The BBC reports that nine men employed by HMRC have resigned or been fired after an investigation found that they had tampered with records to prevent benefits being paid to at least seventeen BAME families.
They were caught after a detailed audit was carried out when one of the families complained that their data was wrong, and back-payments have now been made to those affected. So, as far as that goes, all good - the system has worked in the long run.
The problem is, though, that child benefit is really straightforward as regards eligibility. Approximately, if you have a child under 16, who lives with you, and you are both UK residents and not in certain immigration categories, then you get child benefit. It's not (for now) means-tested and it's not got a 30-page form to complete for it. It is, essentially, not a particularly difficult thing to audit.
This makes it quite a rarity.
Many benefits - Disability Living Allowance (DLA), Job-seeker's Allowance (JSA), housing benefit, Council Tax benefit, and so on - are extremely heavily tested. They have long and complex forms (30 pages or so when I last claimed some of them; I imagine they've got longer since), and similarly complex rules for who can claim, and how much they're entitled to, based on the social panic over the relatively low amount of fraudulent claims.
If the nine men at HMRC had instead been working for the Department for Work and Pensions, or for the local council, handling claims for those benefits, they'd probably still all have a job, and would have been able to dismiss numerous BAME claims. Tracking them down would have been quite difficult, because there's so much scope for sending claims back for "clarification"1, losing paperwork, and a lot more discretionary decisions - especially with housing benefit where the amount to be paid is very adjustable.
Detecting racism - or other forms of discrimination - for those benefits would be significantly more difficult.

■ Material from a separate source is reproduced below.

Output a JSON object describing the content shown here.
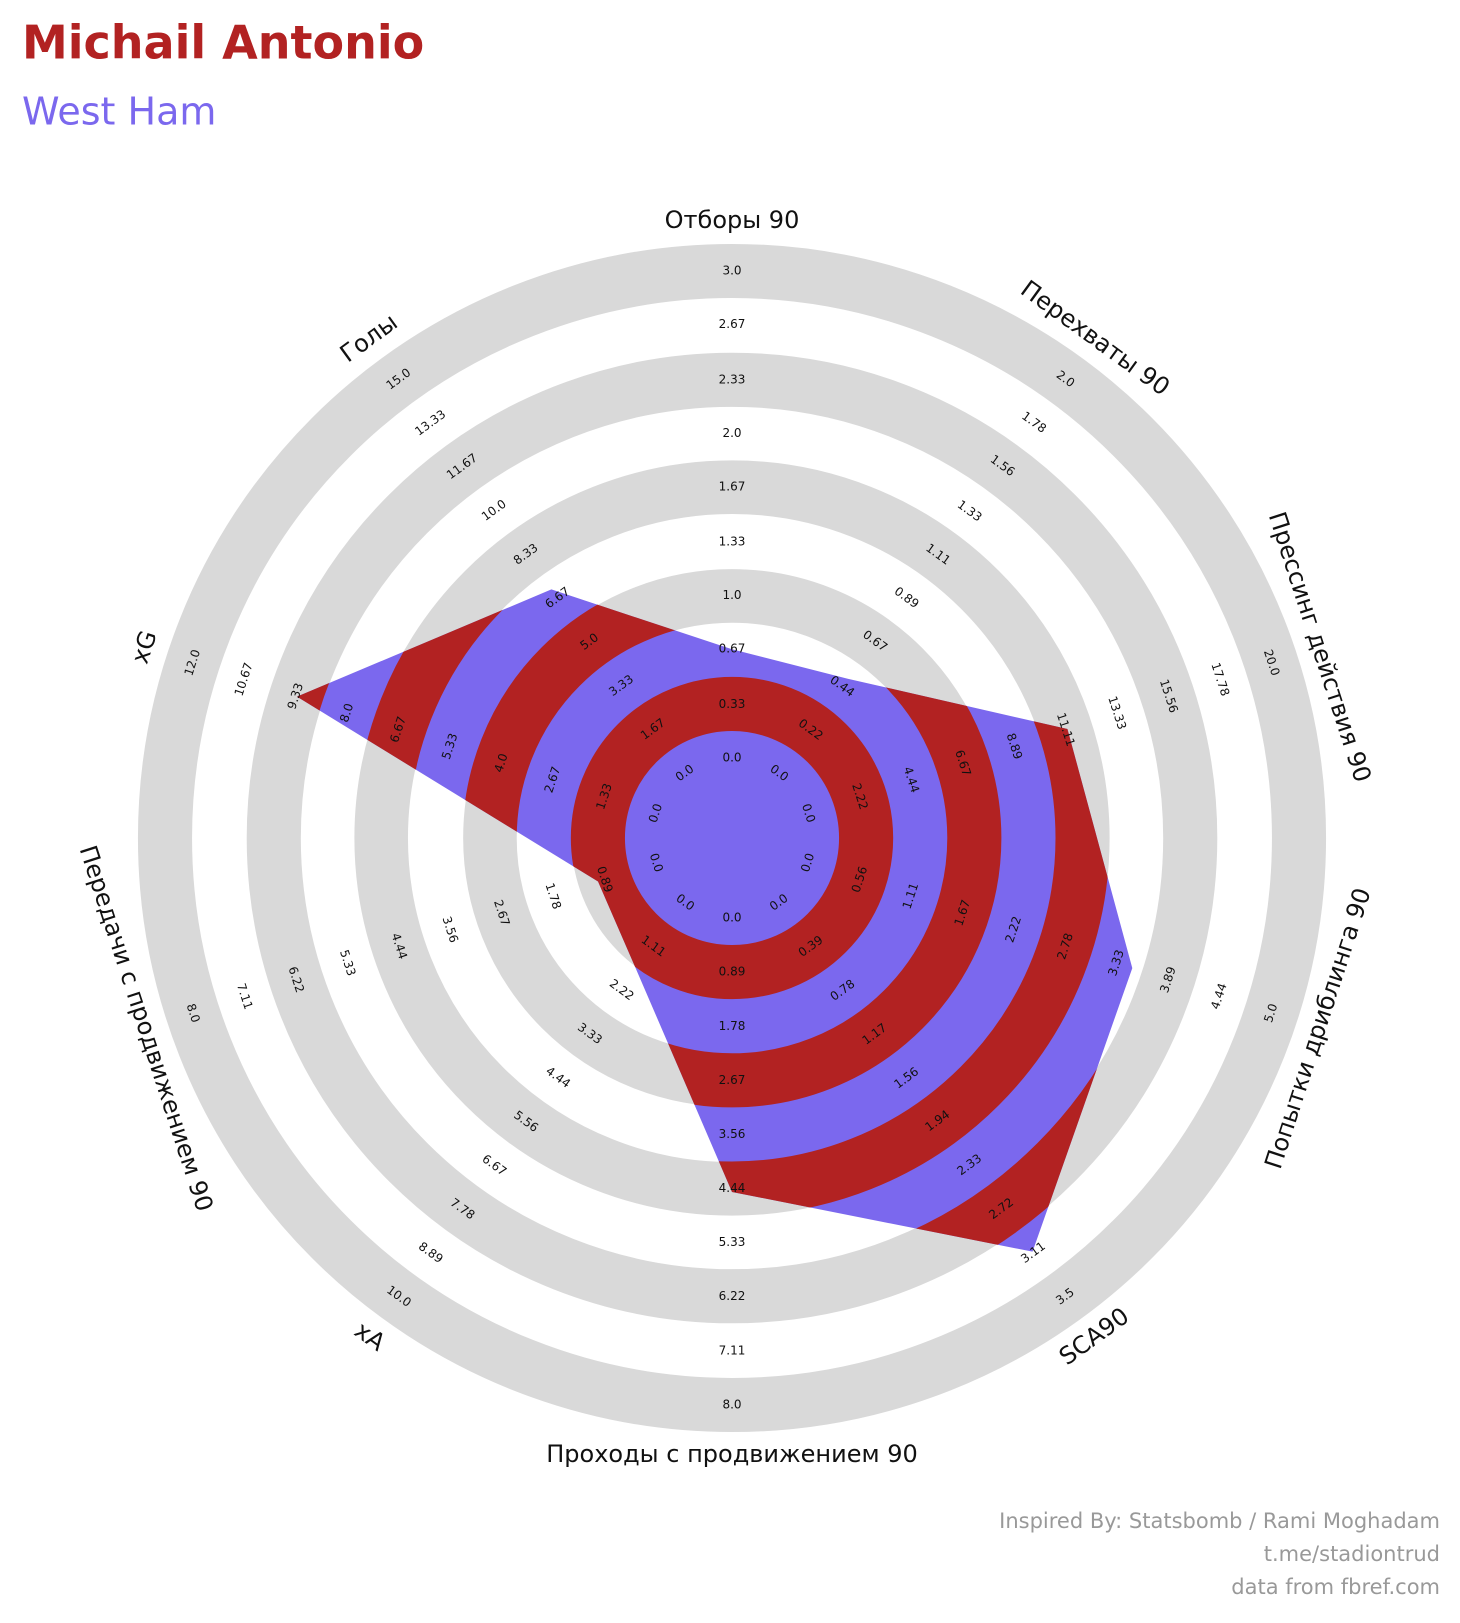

1 One of my JSA forms got returned twice for "clarifications" of data that was either already on the original form or not asked for in the first place on the original form. Conversely, in one particular case where it wasn't straightforward to prove a particular statement I was making was true, the person handling my case suggested a few possible proofs ("No, I don't have that one either") before giving up and saying that I could sign a piece of paper to declare that it was true (bear in mind I've already, at this point, signed the whole form to declare it was true) and that would be okay. It's very arbitrary, and mine was an extremely straightforward case.